SOPHIA didn’t know what she was expecting from the mysterious Canto Mercant and Payal Rao. After reading the Beacon interview with Payal, she’d braced herself for an abrasive personality who took no bullshit, but that wasn’t quite what she got when they teleported into a small outdoor garden at Duncan HQ.

Payal was wearing flowing pants in dark gray, matched with a pale green top with sleeves cuffed at the wrist. Her hair was up in a ponytail, but that ponytail was loose, not tight. There was nothing sleek about her. She was … softer than she’d come across in that interview, at least on the outside.

As for Canto Mercant, she was surprised by the chair, but only because she knew her race’s desire for perfection had meant terrible, criminal acts in the past. It was rare to see a Psy adult who used assistive devices; those who’d survived childhood but ended up injured later tended to either disappear or be hidden away.

Yet so-called perfect Psy were often the worst monsters of them all—she carried the marks of that cold truth on her face, and in her memories of three innocent children who’d never gotten the chance to live. Sophia would never forget them—and she’d made sure the world wouldn’t forget them, either.

Carrie O’Brien.

Lin Wong.

Bilar Baramichai.

All three names were now listed as “lost on duty” in the official J-rolls. A small thing, but it mattered. Their names mattered. Their lives had mattered.

As did the lives of Designation A.

Canto Mercant’s hair was silky black like her husband Max’s, and he had eyes with just a hint of an upward tilt. Those eyes were the most unusual cardinal eyes she’d ever seen. Her overall impression was of a handsome man, but one with a dangerous edge to him.

“Hello.” Meeting them halfway, she kept her hands loosely linked in front of her. “We can sit over there.” She nodded to an outdoor seating arrangement put in place when Nikita began to make deals with non-Psy.

She saw both Payal and Canto glance at the fine black leather of her gloves. When neither asked a question about them, she figured they’d dug around and knew she was a Sensitive after her years of work as a J. Skin-to-skin contact led to a telepathic connection she couldn’t control and didn’t want.

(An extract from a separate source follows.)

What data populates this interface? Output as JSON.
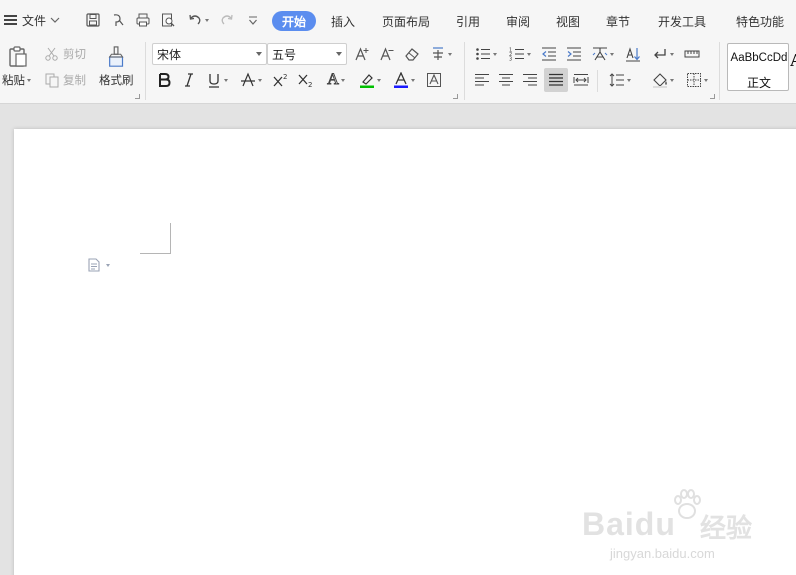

To be buried in another person’s thoughts and memories, fears and horrors, it was akin to being buried alive, having the life suffocated out of her. In the worst-case scenario, the overload could crush the brain, collapse the psychic pathways, and kill.

Her friend and fellow J, Cèlian, had turned Sensitive six months earlier. Touch could kill him—yet he was starved of it, too. The divergent needs had been tearing him apart, pushing him closer and closer to choosing self-termination. Sophia had lost too many friends to that terrible final choice, and she refused, refused to let anyone else fall. She’d managed to haul Cèlian back thanks to Max and his huge heart: her husband had natural shields that nothing could crack.

For a Sensitive, he was an oasis of peace, of silence.

After Sophia convinced Cèlian to let Max touch him—and though Sophia’s husband wasn’t a big cuddler of strangers—Max had hugged the other J. Not once. As many times as Cèlian needed in the days since. Cèlian had sobbed the first time and clung to Max’s muscled frame. Her ex-cop husband had stroked the other man’s back and held him without a single sign of impatience.

Later, he’d told her they needed to talk to Bowen Knight at the Human Alliance to build a list of naturally shielded humans who wouldn’t mind interacting with hurt Js. “Back when I was in Enforcement,” he’d said, “I knew some pros on the street who had clients who came to them just for friendly touch, not sexual stuff.”

He’d frowned. “It’s not only Js who ache for touch. I think touch therapy might actually already be a thing, but we need to set up a subgroup of therapists who have airtight shields. And it’s not like Js have never helped humans—the Council only interfered in major cases. Rest of the time, Js did as much good for humans as they did for Psy, so I don’t think it’ll be a hard sell to get help for your friends. Let me talk to Bo.”